This is the view from my desk which sits in the "back" of the classroom by the door. This is looking toward the left and the other is toward the right.
Notice the windows with the bars. The board that I use is a state of the art "Smartboard". It is hooked to my computer and I can project the computer screen up on it by my LCD projector mounted at the ceiling. I can touch the board and control the computer like a touch screen. It is pretty cool and the kids love to come up to the board to use it. I also have a regular white board that is on the right side of the room. The tables are weighted and weight a ton. The chairs are made of a durable plastic and are one piece.
For the most part it is a pretty normal classroom. I can't have too much stuff out sitting around. There is no bulletin board as we can't really use staples. The kids come in to class in small groups of 8-10. They are mixed in age and grade levels so they area all usually taking a different social studies course. I teach about 10 minutes to the whole group and then they begin their individual work, independently. In the first 10 minutes I tend to think of it as similar to Jay Leno's monologue. I stand up in the front and talk for a minute about whatever is on my mind. Recently it has been my frustrations in playing the McDonald's Monopoly game on the Internet. (Windows 98 vs. Vista) Then I instruct about some little topic, many times it is a skill of some sort or we watch CNN Student News for current events. Then they get settled in their books. They each have assignments on the regular white board that I didn't take a picture of. I walk around and help them out or sit with one person and instruct on a specific event in history or a concept.
The weird stuff: I have to flip mentally from Ancient World History to Modern (1500 to present day) World History, American History, and US Government in a flash. I can be helping someone with the definition of a complex civilization or why mummies in Egypt pulled their brains through the nose with an instrument that looks like a fish hook to answering questions about the electoral college, then to the first battles of the American Revolutionary war and back again. I have to count pencils going out and being collected each class period. When a child breaks a pencil lead we have to find the lead that got broken off. I can't use paper clips, real adult scissors, or leave my stapler out on my desk. I can use staples in paper only when absolutely necessary and then I have to be ever vigilant about watching the kids who have staples in their papers. We can only use pencils, not pens, not mechanical pencils. The kids can only use yellow legal pad paper. They can't use regular notebook paper to write on AND I have to give it out one sheet at a time. I have to report every doodle on every paper, book, or table.

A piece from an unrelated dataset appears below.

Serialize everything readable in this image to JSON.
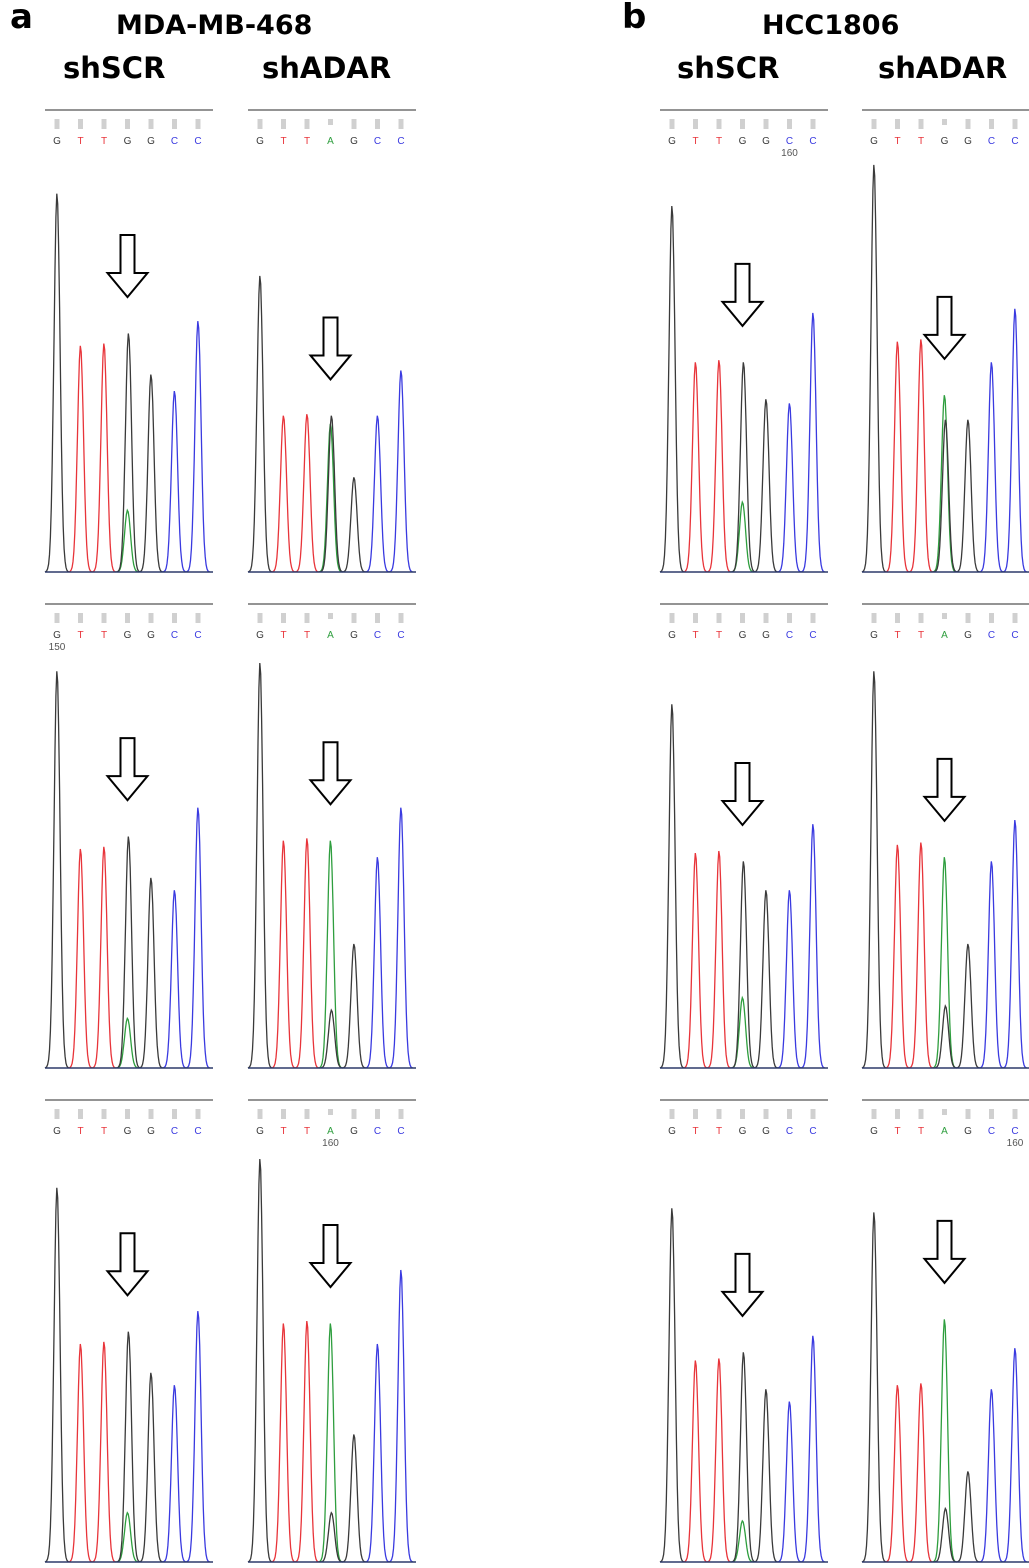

A majority of my students go to school intermittently when not locked up with us. Therefore, they often won't get much credit for the work they do in our school. They do get credit for the time they are with us, don't get me wrong but when they go to a new school after they leave us it is up to the new school to decide whether or not to give the kids credit for their work with us. Knowing this, I often will work specifically on lifetime skills that will help them in real life and not require them to memorize massive amounts of bogus info that they won't ever use. I am not stupid and I do realize that most people don't love history like I do and I don't hold it against them.
Oh, did I say I love my job?
2 comments:
Thanks for the pictures. I have always wondered what it looked like. Now i can say that i didn't expect the pink chairs, but looks pretty normal. I love the white "smart Board" how cool, i would want to play on that all day too.
They are maroon chairs. Kinda on the purple side like a red wine not really pink.